On Wednesday 01 June 2011 12:13:54, John Lato wrote:
From: Brandon Moore
I was worried data sharing might mean your keys retain entire 64K chunks of the input. However, it seems enumLines depends on the StringLike ByteString instance, which just converts to and from String. That can't be efficient, but I suppose it avoids excessive sharing.
That's true for 'enumLines', however the OP is using 'enumLinesBS', which operates on bytestrings directly.
Data sharing certainly could be an issue here. I tried performing Data.ByteString.copy before inserting the key into the map, but that used more memory. I don't have an explanation for this; it's not what I would expect.

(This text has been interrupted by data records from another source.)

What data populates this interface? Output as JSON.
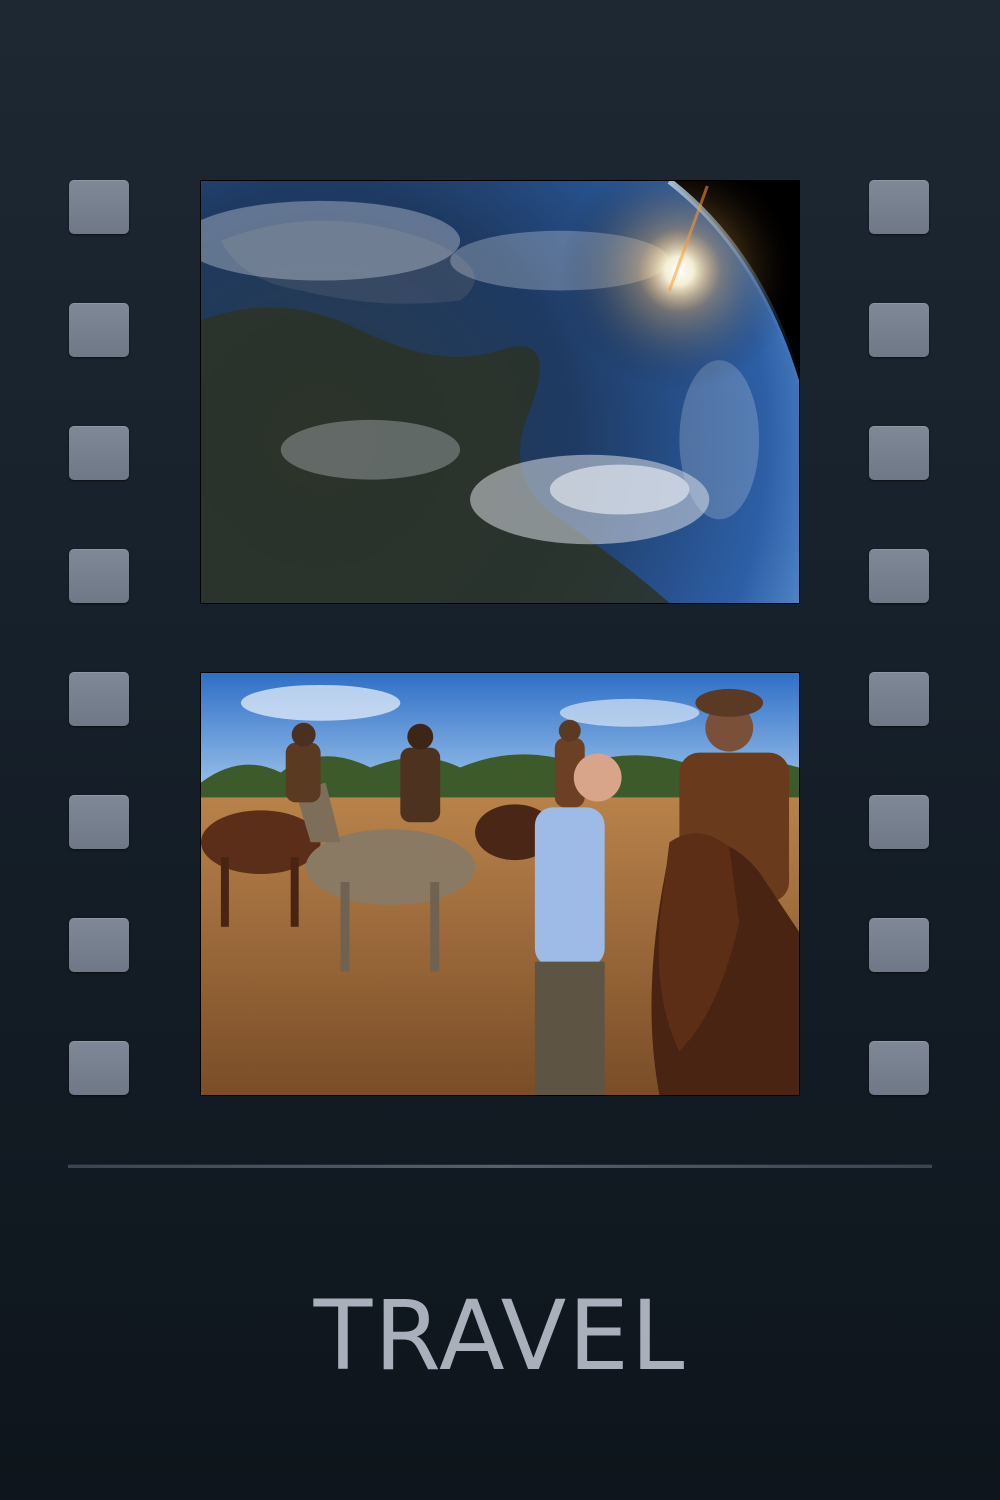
{
  "title": "TRAVEL",
  "colors": {
    "background": "#16202a",
    "sprocket": "#757e8c",
    "title": "#a9b0bc"
  }
}
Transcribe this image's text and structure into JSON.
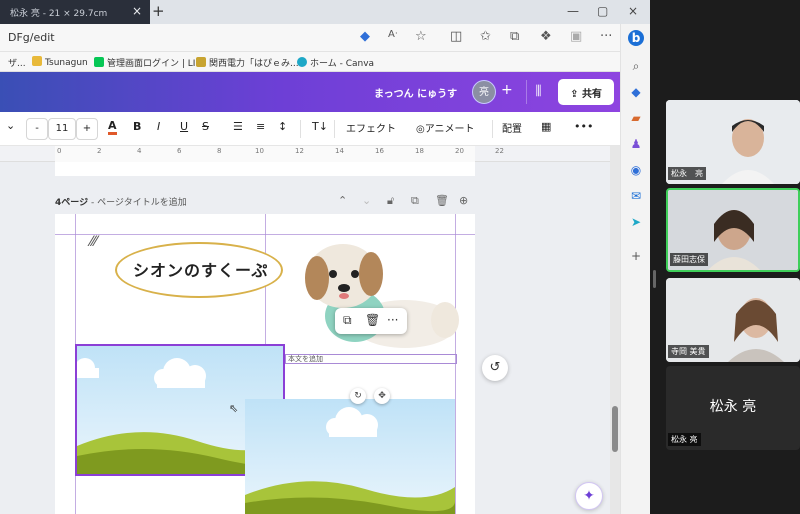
{
  "browser": {
    "tab_title": "松永 亮 - 21 × 29.7cm",
    "tab_close": "×",
    "new_tab": "+",
    "url": "DFg/edit",
    "window_controls": [
      "—",
      "▢",
      "×"
    ],
    "bookmarks": [
      {
        "label": "ザ...",
        "color": "#4a90d9"
      },
      {
        "label": "Tsunagun",
        "color": "#e8b93a"
      },
      {
        "label": "管理画面ログイン | LI...",
        "color": "#06c755"
      },
      {
        "label": "関西電力「はぴｅみ...",
        "color": "#c8a431"
      },
      {
        "label": "ホーム - Canva",
        "color": "#1ea8c7"
      }
    ]
  },
  "canva": {
    "team_name": "まっつん にゅうす",
    "avatar_initial": "亮",
    "share_label": "共有",
    "toolbar": {
      "minus": "-",
      "font_size": "11",
      "plus": "+",
      "text_color": "A",
      "bold": "B",
      "italic": "I",
      "underline": "U",
      "strike": "S",
      "effects": "エフェクト",
      "animate": "アニメート",
      "position": "配置",
      "more": "•••"
    },
    "ruler_marks": [
      "0",
      "2",
      "4",
      "6",
      "8",
      "10",
      "12",
      "14",
      "16",
      "18",
      "20",
      "22"
    ],
    "page": {
      "page_label": "4ページ",
      "page_title_placeholder": " - ページタイトルを追加",
      "heading": "シオンのすくーぷ",
      "text_placeholder": "本文を追加"
    }
  },
  "zoom": {
    "participants": [
      {
        "name": "松永　亮",
        "active": false
      },
      {
        "name": "藤田志保",
        "active": true
      },
      {
        "name": "寺岡 美貴",
        "active": false
      },
      {
        "name": "松永 亮",
        "display": "松永 亮",
        "active": false
      }
    ]
  },
  "colors": {
    "canva_gradient_start": "#3a4fb5",
    "canva_gradient_end": "#8e44e0",
    "selection": "#8b3fd6",
    "zoom_active": "#3fcf5a"
  }
}
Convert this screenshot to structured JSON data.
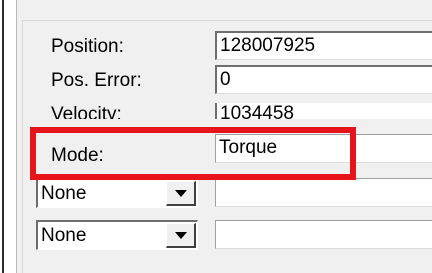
{
  "fields": [
    {
      "label": "Position:",
      "value": "128007925"
    },
    {
      "label": "Pos. Error:",
      "value": "0"
    },
    {
      "label": "Velocity:",
      "value": "1034458"
    },
    {
      "label": "Mode:",
      "value": "Torque"
    }
  ],
  "combos": [
    {
      "selected": "None",
      "value": ""
    },
    {
      "selected": "None",
      "value": ""
    }
  ],
  "highlight_color": "#e8141c",
  "icons": {
    "dropdown": "chevron-down-icon"
  }
}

If you don't copy, the small ByteStrings (the words) point into the large chunk, which peacefully rests in memory. A few ripples come from the chunk boundaries, where more often than not a word will have parts in both chunks, a new ByteString is allocated for those. A bit of space is wasted for the Constructor of the large chunk and for the word-separators ('\n' here), and at the boundaries. Not a big deal, the newlines cost one byte per text-word, but the constructors cost five or so machine words per text-word. If you copy each small ByteString from the chunk, a) the chunk stays in memory until it's completely copied [doesn't matter much with chunk sizes of a few k] and b) you get memory fragmentation because of alignment requirements.
The other parameter which affects sharing is the chunk size. I got a much better memory profile when using a chunksize of 1024 instead of 65536.
Oddly enough, when using the large chunksize I saw lower memory usage from Data.Map, but with the small chunksize Data.HashMap has a significant advantage.
John Lato